Everytime I read a posting that raves about how good (for example) an In-and-Out double-double is I smile, shake my head, and conclude that here is another 'hound who has never had a good torta. For pure sinful, flavorful deliciousness, there are few other fast foods that can come close to a good torta, and I'm surprised that they are not much more common.
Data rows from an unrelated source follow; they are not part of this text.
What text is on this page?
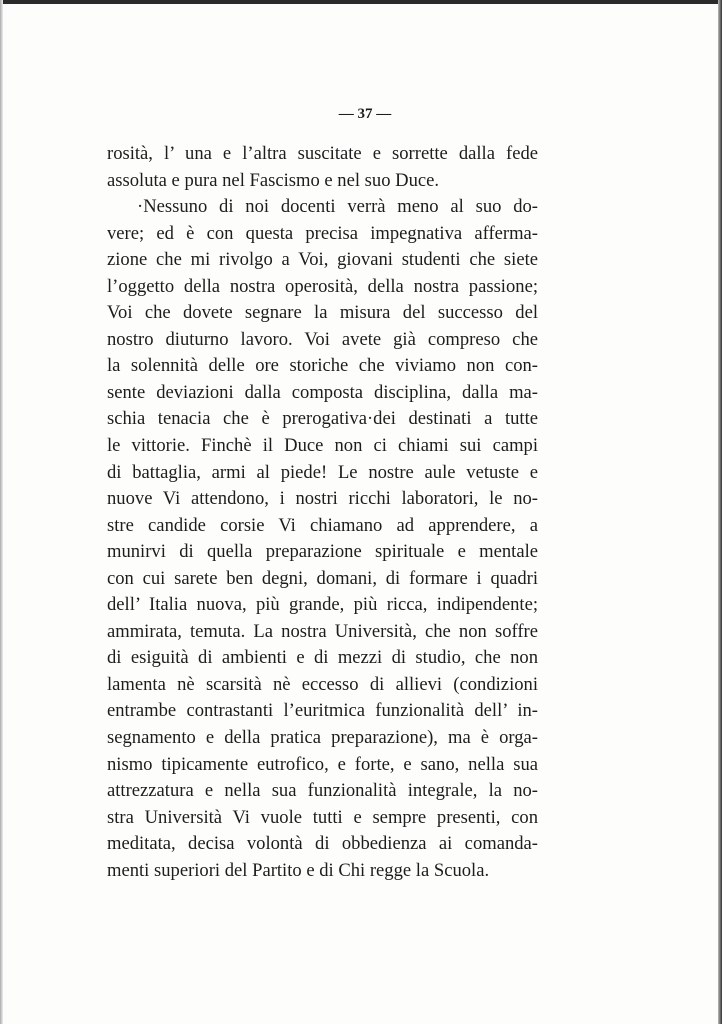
— 37 —
rosità, l’ una e l’altra suscitate e sorrette dalla fede
assoluta e pura nel Fascismo e nel suo Duce.
·Nessuno di noi docenti verrà meno al suo do-
vere; ed è con questa precisa impegnativa afferma-
zione che mi rivolgo a Voi, giovani studenti che siete
l’oggetto della nostra operosità, della nostra passione;
Voi che dovete segnare la misura del successo del
nostro diuturno lavoro. Voi avete già compreso che
la solennità delle ore storiche che viviamo non con-
sente deviazioni dalla composta disciplina, dalla ma-
schia tenacia che è prerogativa·dei destinati a tutte
le vittorie. Finchè il Duce non ci chiami sui campi
di battaglia, armi al piede! Le nostre aule vetuste e
nuove Vi attendono, i nostri ricchi laboratori, le no-
stre candide corsie Vi chiamano ad apprendere, a
munirvi di quella preparazione spirituale e mentale
con cui sarete ben degni, domani, di formare i quadri
dell’ Italia nuova, più grande, più ricca, indipendente;
ammirata, temuta. La nostra Università, che non soffre
di esiguità di ambienti e di mezzi di studio, che non
lamenta nè scarsità nè eccesso di allievi (condizioni
entrambe contrastanti l’euritmica funzionalità dell’ in-
segnamento e della pratica preparazione), ma è orga-
nismo tipicamente eutrofico, e forte, e sano, nella sua
attrezzatura e nella sua funzionalità integrale, la no-
stra Università Vi vuole tutti e sempre presenti, con
meditata, decisa volontà di obbedienza ai comanda-
menti superiori del Partito e di Chi regge la Scuola.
I discovered them seven or eight years ago when I moved from Monterey CA to its poorer neighbor, Seaside, which is where Blacks, Mexicans, Asians, and few poor Anglos like me lived. It was sortof the ghetto for the Monterey peninsula. Anyway, I was living two blocks from Garcia's Tacqueria, which was in the back of the Latino Market. Their menu was a listing of meats, including tripas, buches, cabeza, lengua, as well as the more common items like al pastor and carne asada. Each of these meats could be ordered as tacos (which were just a couple of soft corn tortillas, the meat and sauce), burritos (which were highly spiced with a powerful salsa), or tortas. I quickly grew to love the tortas and often would make a salad at home and then go buy a couple tortas for dinner.

Garcia's tortas were a classic example of the traditional Mexican sandwich. On the split, grilled oval roll you got the meat of your choice (my favorite was al pastor), lettuce (or was it cabbage?), sliced pickled jalapenos, sliced avocado, a slice of tomato, and mayonaise. Other tortas that I've had will include a spicey sauce--usually different from the house salsa-- or sometimes refritos. Occasionally, the pickled jalapeno will be served on the side with other spicey pickles. Some restaurants will substitute lettuce for cabbage and/or omit the avocado or the tomato. Sometimes the roll is about the size of a standard burger bun (but always oval), sometimes it's larger.

Now I'm living down on the border (Yuma AZ) in a town which is at least 50% hispanic. And one thing that has surprised me is that the little fast food stands and holes-in-the-wall in town that cater to the local Mexicans often feature tortas, not tacos or burritos, as their main attraction: "Bettigo's Tortas" the sign will proclaim in large letters, with small print adding "burritos" or "tacos." In addition to the standard meat choices, jambon (ham) or pollo are also popular.

Yet as you move north in the U.S., tacos and burritos become the main types of Mexican fast food and tortas somehow get lost. Now I'm not confusing them with health food, but their wonderful rich combinations of flavors and textures put most hamburgers to shame, and it is puzzling to me that they are not more common.